There is one good thing about it though: the display interface. It reminds me of graphics from Star Wars, or the info-screens in 2001: A Space Odyssey. Any moment you expect a Ti-Fighter to come in and start blasting vertices from the bastardised remains of the glyphs:
Toronto Type
I’ve had this page open in my browser for weeks now, demanding that I say something about it. Joe Clark writes a comprehensive critique of the state of typography on the Toronto subway system, from great beginnings to the chaos of today. From the introduction:
You might not expect something typographically unique to come out of Toronto, a B-tier city that stands in the shadow of A-tier cities even in the minds of some residents. But the margins are where originality can thrive, and the typography of the Toronto subway is a prime example. It is also an example of subverting, ignoring, and actively destroying a special typographic heritage - quite an achievement considering that the type involved is almost a foot high and permanently sandblasted into subway walls.
The article goes on to describe the poor state of information design for signage across the subway system, provides comparisons with New York’s system and shows us what can happen to type when people really don’t care (check out the letterspacing on Leslie, about halfway through the article). It makes you appreciate, even more, just how good London Underground’s type system really is.
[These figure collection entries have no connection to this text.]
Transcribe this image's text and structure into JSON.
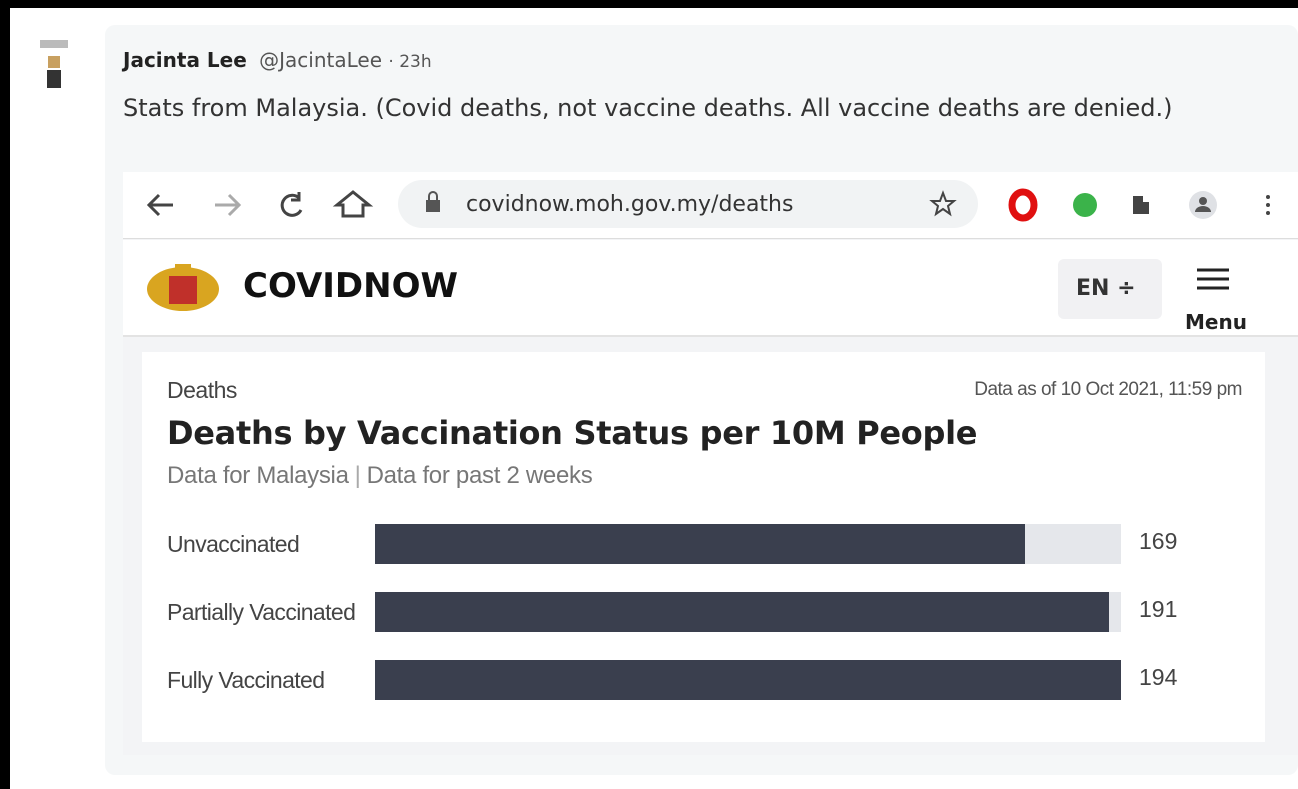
{
  "post": {
    "author": "Jacinta Lee",
    "handle": "@JacintaLee",
    "time": "· 23h",
    "text": "Stats from Malaysia. (Covid deaths, not vaccine deaths. All vaccine deaths are denied.)"
  },
  "browser": {
    "url": "covidnow.moh.gov.my/deaths"
  },
  "site": {
    "brand": "COVIDNOW",
    "language": "EN ÷",
    "menu": "Menu"
  },
  "card": {
    "section": "Deaths",
    "as_of": "Data as of 10 Oct 2021, 11:59 pm",
    "title": "Deaths by Vaccination Status per 10M People",
    "subtitle": [
      "Data for Malaysia",
      "|",
      "Data for past 2 weeks"
    ]
  },
  "chart": {
    "categories": [
      "Unvaccinated",
      "Partially Vaccinated",
      "Fully Vaccinated"
    ],
    "values": [
      169,
      191,
      194
    ]
  }
}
The appalling thing is that the original type in Toronto’s system was really rather good, I love the R especially - it is, dare I say it, cute. See some more examples from the article below, then set aside half an hour or so and go and read the article.
Wayfinding in the Medina
I’ve had this link stored for a little while now, waiting for me to explore further and write about it. I was initially taken by the use of arabic script to form directional signs (at right) and downloaded the beautifully designed and illustrated thesis by Luigi Farrauto. It’s well worth a look, even if you don’t read Italian. There’s a Q&A in English too:
Which are the main differences between the typography of arabic countries using arabic script and the one of non arabic country using arabic script?
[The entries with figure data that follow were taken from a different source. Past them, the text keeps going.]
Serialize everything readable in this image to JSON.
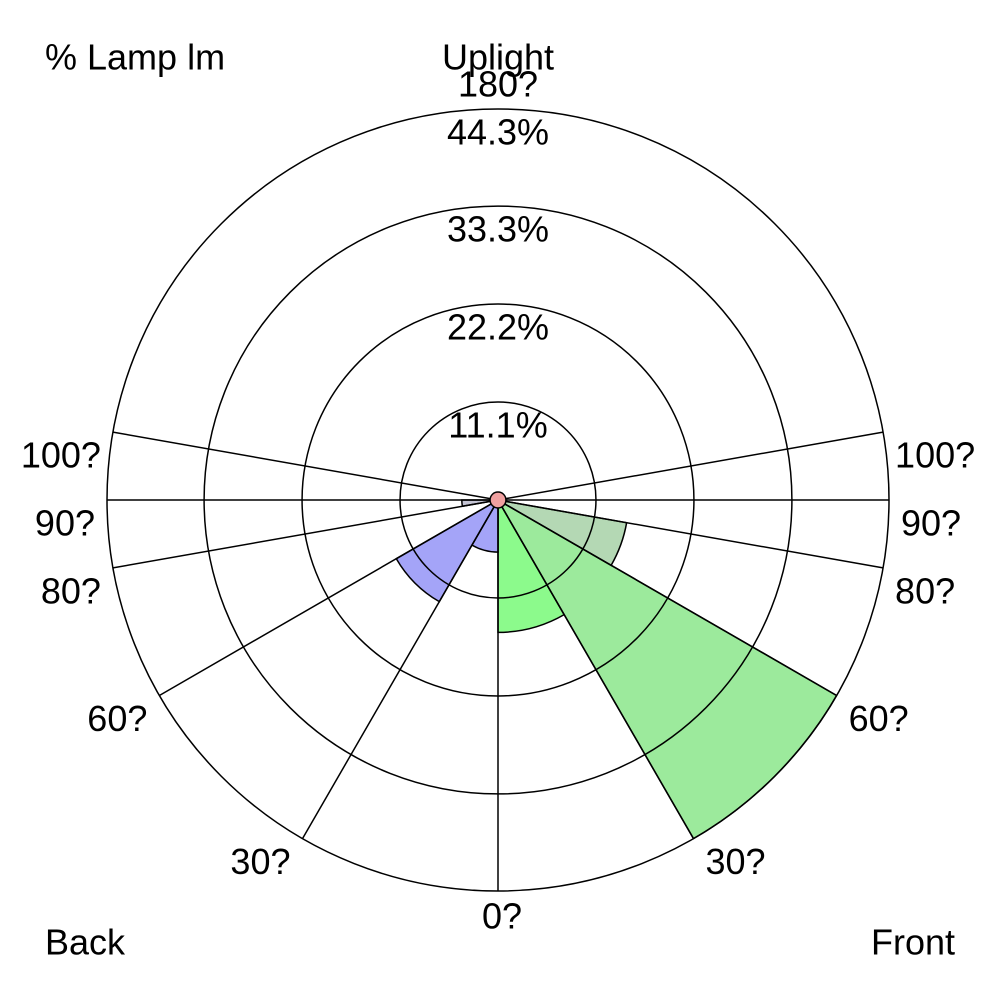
{
  "chart_data": {
    "type": "polar",
    "corner_label": "% Lamp lm",
    "uplight_label": "Uplight",
    "back_label": "Back",
    "front_label": "Front",
    "rlim": [
      0,
      44.3
    ],
    "rticks": [
      {
        "value": 11.1,
        "label": "11.1%"
      },
      {
        "value": 22.2,
        "label": "22.2%"
      },
      {
        "value": 33.3,
        "label": "33.3%"
      },
      {
        "value": 44.3,
        "label": "44.3%"
      }
    ],
    "angles": [
      {
        "value": 0,
        "label": "0?"
      },
      {
        "value": 30,
        "label": "30?"
      },
      {
        "value": 60,
        "label": "60?"
      },
      {
        "value": 80,
        "label": "80?"
      },
      {
        "value": 90,
        "label": "90?"
      },
      {
        "value": 100,
        "label": "100?"
      },
      {
        "value": 180,
        "label": "180?"
      }
    ],
    "wedges": [
      {
        "side": "front",
        "from": 0,
        "to": 30,
        "value": 15.0,
        "color": "#8cfa8c"
      },
      {
        "side": "front",
        "from": 30,
        "to": 60,
        "value": 44.3,
        "color": "#9cea9c"
      },
      {
        "side": "front",
        "from": 60,
        "to": 80,
        "value": 14.8,
        "color": "#b4d8b4"
      },
      {
        "side": "back",
        "from": 0,
        "to": 30,
        "value": 5.9,
        "color": "#a4a4f8"
      },
      {
        "side": "back",
        "from": 30,
        "to": 60,
        "value": 13.3,
        "color": "#a4a4f8"
      },
      {
        "side": "back",
        "from": 80,
        "to": 90,
        "value": 4.1,
        "color": "#c4c4d4"
      }
    ],
    "uplight": {
      "value": 0.9,
      "color": "#f0a0a0"
    }
  }
}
I find that there is more typographic freedom within the Arab world that outside of it. There is a perception, or maybe that’s just how I see it, that Westerners are more focused on fully calligraphic styles for Arabic typefaces, and so they are unaware that we need other typefaces to suit our daily life. Calligraphic styles are great but you can’t set a dictionary in 5 pts size with that.
That’s what I noticed about the sign in the first place - clean, sans-serif (as it were) arabic type. OK, anyone who watched a news broadcast in 2003 would most likely have seen motorway signs written in arabic, but the films crews were hardly focusing on the finer details of the typography.
How has been faced the problem of vertical ligatures in typography?
Opentype provides us with GSUB (glyph substitution) lookups that can exchange a string of characters by a pre-designed ligature. That means that there is a large number of ligatures to be designed, and I’m not a fan of that. In my Naskh style typeface, I kept only horizontal stacking and so I have no ligatures except the Lam-Alef. I find that simpler to read and clearer.
This is also interesting. There are fonts that have been designed with loads of ligatures, but I guess sometimes, less is more.